The Mineral Policy Sector (MPS) of Energy Mines and Resources Canada (EMR) is well known in the mineral industry. At the Centre for Resource Studies (CRS), we have been especially dependent on the MPS, for substantive and financial support.
The federal government has placed some of its mining-related activities on the table as a bargaining chip in the current constitutional negotiations with the provinces. This offer of federal withdrawal from the mining area has generally been interpreted to focus on the MPS. It, therefore, seems useful to consider why the MPS has been placed in this position, and whether reducing or relocating its funding and mandate would be constructive. There are three official reasons for the federal offer to withdraw from selected areas:
–to eliminate federal encroachment of defined areas of provincial jurisdiction;
–to eliminate overlap and duplication of programs and activities; –and to save money.
In my own small, informal survey, provincial officials firmly rejected the validity of the first two reasons. They find the MPS to be a valued supporter in defending provincial jurisdiction over minerals against encroachments by other federal departments and agencies, particularly with respect to environmental assessment and regulation. And they mentioned no instances of duplication by MPS. On the contrary, most provincial officials reported that they depend on the MPS for a number of services, and that it makes an important contribution to their own operations.
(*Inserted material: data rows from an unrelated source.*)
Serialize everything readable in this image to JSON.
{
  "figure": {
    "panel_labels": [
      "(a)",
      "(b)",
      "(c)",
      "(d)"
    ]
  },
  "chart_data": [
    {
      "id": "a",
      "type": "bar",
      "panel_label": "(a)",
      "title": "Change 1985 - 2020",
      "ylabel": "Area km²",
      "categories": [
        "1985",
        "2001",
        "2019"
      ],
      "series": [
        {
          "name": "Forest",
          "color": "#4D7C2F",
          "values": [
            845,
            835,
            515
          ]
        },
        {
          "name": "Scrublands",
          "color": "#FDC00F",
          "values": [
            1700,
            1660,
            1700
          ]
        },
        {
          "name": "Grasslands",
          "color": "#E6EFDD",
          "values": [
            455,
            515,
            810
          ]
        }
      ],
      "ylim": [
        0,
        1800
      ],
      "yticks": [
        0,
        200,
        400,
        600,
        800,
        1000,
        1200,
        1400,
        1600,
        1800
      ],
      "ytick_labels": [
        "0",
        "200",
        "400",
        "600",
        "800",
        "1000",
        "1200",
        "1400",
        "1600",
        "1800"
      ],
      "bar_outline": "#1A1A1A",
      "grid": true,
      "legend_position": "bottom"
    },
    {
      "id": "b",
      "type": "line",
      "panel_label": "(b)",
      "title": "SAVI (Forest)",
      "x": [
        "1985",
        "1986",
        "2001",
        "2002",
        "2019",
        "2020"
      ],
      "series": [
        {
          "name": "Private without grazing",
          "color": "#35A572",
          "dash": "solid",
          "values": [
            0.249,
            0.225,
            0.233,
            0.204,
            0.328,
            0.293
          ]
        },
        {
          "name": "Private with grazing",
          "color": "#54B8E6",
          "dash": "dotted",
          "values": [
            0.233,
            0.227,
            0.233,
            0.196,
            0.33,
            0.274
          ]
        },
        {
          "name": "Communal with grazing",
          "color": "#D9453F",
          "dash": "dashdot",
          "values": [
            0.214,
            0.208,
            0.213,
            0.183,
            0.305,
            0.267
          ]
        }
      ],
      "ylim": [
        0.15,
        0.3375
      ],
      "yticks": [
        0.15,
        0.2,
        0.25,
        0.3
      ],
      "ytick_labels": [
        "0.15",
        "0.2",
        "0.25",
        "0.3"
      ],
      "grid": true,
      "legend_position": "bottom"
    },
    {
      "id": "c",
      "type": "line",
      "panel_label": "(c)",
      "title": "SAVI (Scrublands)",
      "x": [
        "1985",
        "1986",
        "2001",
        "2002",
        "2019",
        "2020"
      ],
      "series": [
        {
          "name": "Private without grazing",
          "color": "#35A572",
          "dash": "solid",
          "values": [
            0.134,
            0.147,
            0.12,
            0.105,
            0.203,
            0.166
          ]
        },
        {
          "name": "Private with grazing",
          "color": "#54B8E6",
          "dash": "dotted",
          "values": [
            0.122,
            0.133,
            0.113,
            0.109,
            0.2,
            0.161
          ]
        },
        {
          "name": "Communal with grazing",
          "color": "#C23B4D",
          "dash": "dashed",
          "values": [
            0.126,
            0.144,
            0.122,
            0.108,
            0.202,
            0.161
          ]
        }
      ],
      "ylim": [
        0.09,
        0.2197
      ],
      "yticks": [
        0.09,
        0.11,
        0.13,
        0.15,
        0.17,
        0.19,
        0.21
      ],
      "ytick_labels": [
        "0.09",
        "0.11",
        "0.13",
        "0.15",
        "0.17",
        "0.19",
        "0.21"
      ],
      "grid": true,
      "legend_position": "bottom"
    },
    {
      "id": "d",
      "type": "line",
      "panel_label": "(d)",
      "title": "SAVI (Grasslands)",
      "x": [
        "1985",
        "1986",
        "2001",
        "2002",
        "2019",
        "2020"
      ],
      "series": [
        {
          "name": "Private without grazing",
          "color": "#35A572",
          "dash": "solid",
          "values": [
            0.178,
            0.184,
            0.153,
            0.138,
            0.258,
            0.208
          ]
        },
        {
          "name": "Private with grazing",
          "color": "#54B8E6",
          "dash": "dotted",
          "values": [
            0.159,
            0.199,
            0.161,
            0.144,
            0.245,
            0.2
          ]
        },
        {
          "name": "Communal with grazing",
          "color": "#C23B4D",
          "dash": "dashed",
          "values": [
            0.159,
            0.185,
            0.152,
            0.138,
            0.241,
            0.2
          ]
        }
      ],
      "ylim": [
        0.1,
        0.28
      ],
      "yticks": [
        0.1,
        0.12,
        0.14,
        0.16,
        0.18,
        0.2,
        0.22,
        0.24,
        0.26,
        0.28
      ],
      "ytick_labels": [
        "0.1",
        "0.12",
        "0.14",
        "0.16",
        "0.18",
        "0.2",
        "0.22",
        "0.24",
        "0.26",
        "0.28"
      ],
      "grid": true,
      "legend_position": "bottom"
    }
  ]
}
As for saving money, the MPS is a very small and cost-effective operation to target. In 1991-92, EMR’s budget was $812 million, allocated among its responsibilities and programs for energy, minerals and metals. The MPS delivers all the services of its three policy branches, Mineral Strategy, Mineral and Metal Commodities, and Economic and Financial Analysis. That disposes of the arguments for cutting back on MPS’s role. What about arguments for keeping it? I would argue that the MPS is essential: –to provincial mining departments, which would find their tasks noticeably harder and more expensive to perform without it;
–to the mineral industry, which needs its market-access support, its policy guidance, and its supply-and-demand intelligence;
–to industry and governments alike, because of MPS’s knowledge and balanced view of the industry, and its access to cabinet and to other departments; –to a host of other clients associated with the mineral industry. At CRS, for example, most of our research activities would be difficult, if not impossible, to perform without the support of MPS, its industry specialists and its publications;
–and MPS is essential to Canada’s international competitiveness and to the “economic union” as a whole (since the mineral industry contributes almost 5% of total Canada’s gross domestic product (GDP) and 18% of exports). No other organization — federal, provincial or non-governmental — is as well-placed to perform these services. MPS has a unique capital of knowledge and contacts; it has economies of scale; it has the sanctions the federal government can invoke and the confidentiality it can promise, for example under the terms of the Statistics Act.
My conclusions are firmly partisan in this issue. I believe that the MPS serves a vital role. Any cutback would compromise the knowledge base and support services that are essential to the competitive position of the Canadian mineral industry.
If you share this view, you may want to make your views known to the provincial and federal officials with whom the decision rests. –Margot Wojciechowski is executive director at the Centre for Resource Studies, Queen’s University, Kingston, Ont.